Every seek involves exactly two phases:

def seek(target_offset):
    # Phase 1: Binary search the sparse index
    #   Find the largest indexed_offset that is <= target_offset
    lo, hi = 0, len(index) - 1
    best_pos = 0
    while lo <= hi:
        mid = (lo + hi) // 2
        if index[mid].offset <= target_offset:
            best_pos = index[mid].position
            lo = mid + 1
        else:
            hi = mid - 1

    # Phase 2: Linear scan from best_pos
    #   Walk forward until we hit the exact target_offset
    for pos in range(best_pos, len(log)):
        if log[pos].offset == target_offset:
            return log[pos].message
    return "ERROR: offset not found"

The binary search runs in O(log(N/interval)). The linear scan runs in at most O(interval) steps. Together they give sub-millisecond seeks even on logs with hundreds of millions of messages.

Index Construction During Append

The index is built incrementally as messages are appended — there is no separate indexing pass. The rule is simple: if offset % interval == 0, append an entry to the index. This means the index always reflects exactly the messages in the log, with no staleness.

def append(message):
    offset = len(self.messages)
    self.messages.append(message)
    if offset % self.interval == 0:
        self.index.append((offset, offset))  # (indexed_offset, position)
    return offset

Why Kafka Uses This Approach

Kafka retains messages for days or weeks. Without an index, a consumer resuming from offset 50,000,000 in a partition with 100,000,000 messages would need to scan half the log just to find its starting position. The sparse index reduces this to a binary search over a few thousand entries followed by a scan of at most a few thousand bytes — regardless of total log size.

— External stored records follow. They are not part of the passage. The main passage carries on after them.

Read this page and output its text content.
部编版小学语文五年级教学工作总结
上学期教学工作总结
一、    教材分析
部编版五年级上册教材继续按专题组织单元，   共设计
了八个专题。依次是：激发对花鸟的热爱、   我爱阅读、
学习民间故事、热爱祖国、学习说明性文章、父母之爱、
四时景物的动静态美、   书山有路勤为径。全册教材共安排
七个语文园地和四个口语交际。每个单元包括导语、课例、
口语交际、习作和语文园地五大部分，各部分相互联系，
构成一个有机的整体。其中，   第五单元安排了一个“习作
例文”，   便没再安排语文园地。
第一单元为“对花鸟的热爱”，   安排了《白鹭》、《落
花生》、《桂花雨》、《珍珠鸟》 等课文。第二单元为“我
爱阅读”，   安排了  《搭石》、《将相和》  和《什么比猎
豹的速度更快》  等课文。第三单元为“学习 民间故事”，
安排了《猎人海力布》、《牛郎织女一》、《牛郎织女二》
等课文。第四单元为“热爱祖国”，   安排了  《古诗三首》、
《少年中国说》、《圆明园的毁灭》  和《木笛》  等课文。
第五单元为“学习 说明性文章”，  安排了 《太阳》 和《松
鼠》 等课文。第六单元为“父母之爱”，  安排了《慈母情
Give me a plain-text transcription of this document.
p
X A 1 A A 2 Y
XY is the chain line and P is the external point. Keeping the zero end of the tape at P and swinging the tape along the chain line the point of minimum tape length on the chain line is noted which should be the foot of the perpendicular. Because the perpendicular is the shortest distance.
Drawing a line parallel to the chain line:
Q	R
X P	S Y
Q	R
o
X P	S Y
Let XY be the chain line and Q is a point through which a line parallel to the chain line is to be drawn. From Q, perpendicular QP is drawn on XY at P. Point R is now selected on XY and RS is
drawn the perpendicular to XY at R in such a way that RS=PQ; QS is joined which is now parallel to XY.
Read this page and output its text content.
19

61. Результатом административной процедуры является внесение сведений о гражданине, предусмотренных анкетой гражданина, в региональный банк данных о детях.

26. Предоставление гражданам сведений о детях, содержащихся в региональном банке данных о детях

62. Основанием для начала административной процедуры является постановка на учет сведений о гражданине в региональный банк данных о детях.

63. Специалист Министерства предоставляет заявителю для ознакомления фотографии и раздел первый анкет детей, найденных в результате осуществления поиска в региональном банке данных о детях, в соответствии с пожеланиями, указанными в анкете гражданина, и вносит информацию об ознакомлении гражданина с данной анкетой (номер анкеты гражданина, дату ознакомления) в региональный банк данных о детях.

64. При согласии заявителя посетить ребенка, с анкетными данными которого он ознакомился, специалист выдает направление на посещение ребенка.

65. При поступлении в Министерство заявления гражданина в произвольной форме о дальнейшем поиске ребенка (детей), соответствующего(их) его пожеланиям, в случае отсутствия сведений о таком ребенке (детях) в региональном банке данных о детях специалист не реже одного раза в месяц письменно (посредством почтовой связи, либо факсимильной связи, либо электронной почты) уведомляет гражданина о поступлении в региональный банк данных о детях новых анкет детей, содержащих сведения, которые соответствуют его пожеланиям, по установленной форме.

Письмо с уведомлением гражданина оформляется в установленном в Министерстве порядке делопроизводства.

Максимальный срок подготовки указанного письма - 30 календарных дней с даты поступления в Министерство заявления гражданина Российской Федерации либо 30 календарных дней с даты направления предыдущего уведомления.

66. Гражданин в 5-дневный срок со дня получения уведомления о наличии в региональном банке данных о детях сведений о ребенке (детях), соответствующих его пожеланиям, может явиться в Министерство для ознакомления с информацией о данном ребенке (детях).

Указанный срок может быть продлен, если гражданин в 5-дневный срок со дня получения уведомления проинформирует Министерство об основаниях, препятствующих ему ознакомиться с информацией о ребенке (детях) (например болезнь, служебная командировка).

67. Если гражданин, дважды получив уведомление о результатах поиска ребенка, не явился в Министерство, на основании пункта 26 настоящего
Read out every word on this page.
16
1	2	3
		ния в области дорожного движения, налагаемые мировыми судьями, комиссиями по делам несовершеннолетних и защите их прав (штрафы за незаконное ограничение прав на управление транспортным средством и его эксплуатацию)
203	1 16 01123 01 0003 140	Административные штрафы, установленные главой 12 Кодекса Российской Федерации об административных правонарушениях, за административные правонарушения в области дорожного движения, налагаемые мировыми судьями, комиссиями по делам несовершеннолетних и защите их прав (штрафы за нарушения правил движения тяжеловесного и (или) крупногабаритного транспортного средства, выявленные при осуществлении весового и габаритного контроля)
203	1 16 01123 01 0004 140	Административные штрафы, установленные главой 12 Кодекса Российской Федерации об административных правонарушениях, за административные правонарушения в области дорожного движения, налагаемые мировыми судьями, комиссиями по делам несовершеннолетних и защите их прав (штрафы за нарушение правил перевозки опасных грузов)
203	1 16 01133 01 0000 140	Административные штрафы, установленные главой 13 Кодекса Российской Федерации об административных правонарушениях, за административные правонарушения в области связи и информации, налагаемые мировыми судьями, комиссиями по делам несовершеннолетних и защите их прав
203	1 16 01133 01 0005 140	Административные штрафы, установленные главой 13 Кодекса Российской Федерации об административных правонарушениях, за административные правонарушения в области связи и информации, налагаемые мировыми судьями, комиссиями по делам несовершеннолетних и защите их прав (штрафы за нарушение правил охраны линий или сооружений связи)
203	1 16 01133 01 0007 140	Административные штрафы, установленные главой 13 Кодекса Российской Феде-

Segment Rollover and Multiple Index Files

In production Kafka, the log is divided into segments. Each segment has its own .log file and a corresponding .index file covering only offsets within that segment. When a segment reaches its maximum size (default 1 GB), Kafka closes it and starts a new one. Old segments can be deleted, archived, or compacted independently without affecting active writes. This design means no single file ever grows unboundedly, and old indexes can be evicted from memory when not in use.

Edge Cases to Handle

  • Seeking offset 0: The index always has an entry at offset 0. The scan starts at position 0 and terminates immediately.
  • Seeking the last offset (TAIL - 1): The binary search lands on the nearest indexed entry before it, then scans forward to the last message.
  • Seeking an offset greater than or equal to TAIL: No entry exists — return ERROR: offset not found before even consulting the index.
  • Empty log: No index entries exist. Any seek on an empty log is immediately an error.